Another innovation Dante makes, but did not originate, is the fusion of Satan and Lucifer as “The Devil”. In the present day, all of us have a clearer picture of scripture as well as access to apocryphal works, and seeing that these three entities bear distinguishing characteristics in addition to syncretizing redundancies allows us a great deal of freedom.

Dante did not merge these. This comes from a cluster of Catholic philosophers and theologians (as one may cynically assume, these two were one and the same in this time in history and geographical location) known as the Scholastics. The most famous of which was (Saint) Thomas Aquinas. Of all figures in the history of Catholicism, besides the historical Jesus and the four or more writers of the Gospels, he bears the most influence on church doctrine.

Aquinas’ platform can simply be put in terms of its neo-Aristotlean basis: Aristotle wrote that the guiding principle of the universe, and the foundation of an ethical life, comes down to how close on gets to “The Good.” Aquinas’ philosophy consists in no small part of changing “The Good” to “God.” So the fall of Satan-Lucifer, and further question of how The Devil (it is transparent to see that this is a stand-in for mankind, but to question the perfection of man is to insult God), is answered by the Scholastics and Aquinas in terms of a movement away from “The Good”/”God”.
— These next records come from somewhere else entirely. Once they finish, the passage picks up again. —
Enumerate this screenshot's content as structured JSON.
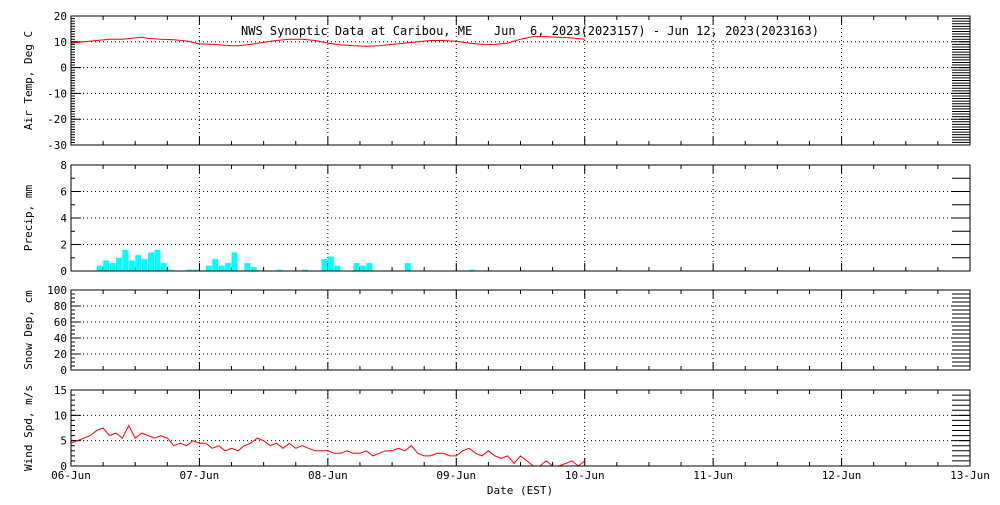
{
  "chart_data": {
    "type": "multi-panel-timeseries",
    "title": "NWS Synoptic Data at Caribou, ME   Jun  6, 2023(2023157) - Jun 12, 2023(2023163)",
    "xlabel": "Date (EST)",
    "x_ticks": [
      "06-Jun",
      "07-Jun",
      "08-Jun",
      "09-Jun",
      "10-Jun",
      "11-Jun",
      "12-Jun",
      "13-Jun"
    ],
    "x_range_days": [
      0,
      7
    ],
    "colors": {
      "line": "#ff0000",
      "bar": "#00ffff",
      "axis": "#000000"
    },
    "grid": "dotted vertical at day boundaries, dotted horizontal at labeled ticks",
    "panels": [
      {
        "id": "air-temp",
        "type": "line",
        "ylabel": "Air Temp, Deg C",
        "ylim": [
          -30,
          20
        ],
        "yticks": [
          -30,
          -20,
          -10,
          0,
          10,
          20
        ],
        "series": [
          {
            "x": [
              0.0,
              0.1,
              0.2,
              0.3,
              0.4,
              0.5,
              0.55,
              0.6,
              0.7,
              0.8,
              0.9,
              1.0,
              1.1,
              1.2,
              1.25,
              1.3,
              1.4,
              1.5,
              1.6,
              1.7,
              1.8,
              1.9,
              2.0,
              2.1,
              2.2,
              2.3,
              2.4,
              2.5,
              2.6,
              2.7,
              2.8,
              2.9,
              3.0,
              3.1,
              3.2,
              3.3,
              3.4,
              3.5,
              3.6,
              3.7,
              3.8,
              3.9,
              4.0
            ],
            "y": [
              9.5,
              10,
              10.5,
              11,
              11,
              11.5,
              11.8,
              11.3,
              11,
              10.8,
              10.3,
              9.2,
              9,
              8.7,
              8.5,
              8.5,
              9,
              9.8,
              10.5,
              11,
              11,
              10.5,
              9.5,
              8.8,
              8.5,
              8.3,
              8.5,
              9,
              9.5,
              10,
              10.5,
              10.5,
              10.2,
              9.5,
              9,
              9,
              9.5,
              11,
              12,
              12,
              11.8,
              11.5,
              11
            ]
          }
        ]
      },
      {
        "id": "precip",
        "type": "bar",
        "ylabel": "Precip, mm",
        "ylim": [
          0,
          8
        ],
        "yticks": [
          0,
          2,
          4,
          6,
          8
        ],
        "bars": {
          "x": [
            0.2,
            0.25,
            0.3,
            0.35,
            0.4,
            0.45,
            0.5,
            0.55,
            0.6,
            0.65,
            0.7,
            0.75,
            0.9,
            0.95,
            1.05,
            1.1,
            1.15,
            1.2,
            1.25,
            1.35,
            1.4,
            1.6,
            1.8,
            1.95,
            2.0,
            2.05,
            2.2,
            2.25,
            2.3,
            2.6,
            3.1
          ],
          "width": 0.05,
          "values": [
            0.4,
            0.8,
            0.6,
            1.0,
            1.6,
            0.8,
            1.2,
            0.9,
            1.4,
            1.6,
            0.6,
            0.1,
            0.1,
            0.1,
            0.4,
            0.9,
            0.4,
            0.6,
            1.4,
            0.6,
            0.3,
            0.1,
            0.1,
            0.9,
            1.1,
            0.4,
            0.6,
            0.4,
            0.6,
            0.6,
            0.1
          ]
        }
      },
      {
        "id": "snow-depth",
        "type": "line",
        "ylabel": "Snow Dep, cm",
        "ylim": [
          0,
          100
        ],
        "yticks": [
          0,
          20,
          40,
          60,
          80,
          100
        ],
        "series": []
      },
      {
        "id": "wind-speed",
        "type": "line",
        "ylabel": "Wind Spd, m/s",
        "ylim": [
          0,
          15
        ],
        "yticks": [
          0,
          5,
          10,
          15
        ],
        "series": [
          {
            "x": [
              0.0,
              0.05,
              0.1,
              0.15,
              0.2,
              0.25,
              0.3,
              0.35,
              0.4,
              0.45,
              0.5,
              0.55,
              0.6,
              0.65,
              0.7,
              0.75,
              0.8,
              0.85,
              0.9,
              0.95,
              1.0,
              1.05,
              1.1,
              1.15,
              1.2,
              1.25,
              1.3,
              1.35,
              1.4,
              1.45,
              1.5,
              1.55,
              1.6,
              1.65,
              1.7,
              1.75,
              1.8,
              1.85,
              1.9,
              1.95,
              2.0,
              2.05,
              2.1,
              2.15,
              2.2,
              2.25,
              2.3,
              2.35,
              2.4,
              2.45,
              2.5,
              2.55,
              2.6,
              2.65,
              2.7,
              2.75,
              2.8,
              2.85,
              2.9,
              2.95,
              3.0,
              3.05,
              3.1,
              3.15,
              3.2,
              3.25,
              3.3,
              3.35,
              3.4,
              3.45,
              3.5,
              3.55,
              3.6,
              3.65,
              3.7,
              3.75,
              3.8,
              3.85,
              3.9,
              3.95,
              4.0
            ],
            "y": [
              4.5,
              5,
              5.5,
              6,
              7,
              7.5,
              6,
              6.5,
              5.5,
              8,
              5.5,
              6.5,
              6,
              5.5,
              6,
              5.5,
              4,
              4.5,
              4,
              5,
              4.5,
              4.5,
              3.5,
              4,
              3,
              3.5,
              3,
              4,
              4.5,
              5.5,
              5,
              4,
              4.5,
              3.5,
              4.5,
              3.5,
              4,
              3.5,
              3,
              3,
              3,
              2.5,
              2.5,
              3,
              2.5,
              2.5,
              3,
              2,
              2.5,
              3,
              3,
              3.5,
              3,
              4,
              2.5,
              2,
              2,
              2.5,
              2.5,
              2,
              2,
              3,
              3.5,
              2.5,
              2,
              3,
              2,
              1.5,
              2,
              0.5,
              2,
              1,
              0,
              0,
              1,
              0,
              0,
              0.5,
              1,
              0,
              1
            ]
          }
        ]
      }
    ]
  }
}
The main notion to take away from is that this point in the history of Satan reflects a humanization of the figure; Satan is no longer the nebulous and formless “adversary” but is a creation of a Good God, who had free will, and turned away from God anyways. The philosophical quandary that Aquinas et al struggled with was how could an all-powerful, totally-good, all-knowing God give something free will, and know it would turn evil anyways? Again, it is fairly straight-forward to see that this version of Satan resembles mankind, who has a penchant for doing nasty, ugly things.

Some may ask why Lucifer has suddenly entered into the conversation. Lucifer is a much more convoluted figure than Satan. The Catholic theologian-philosophers felt the easiest way to explain them was to merge the two. But I think the fact of the matter requires a more detailed and delicate approach. As such, the topic of Lucifer will receive its own lecture later in the course.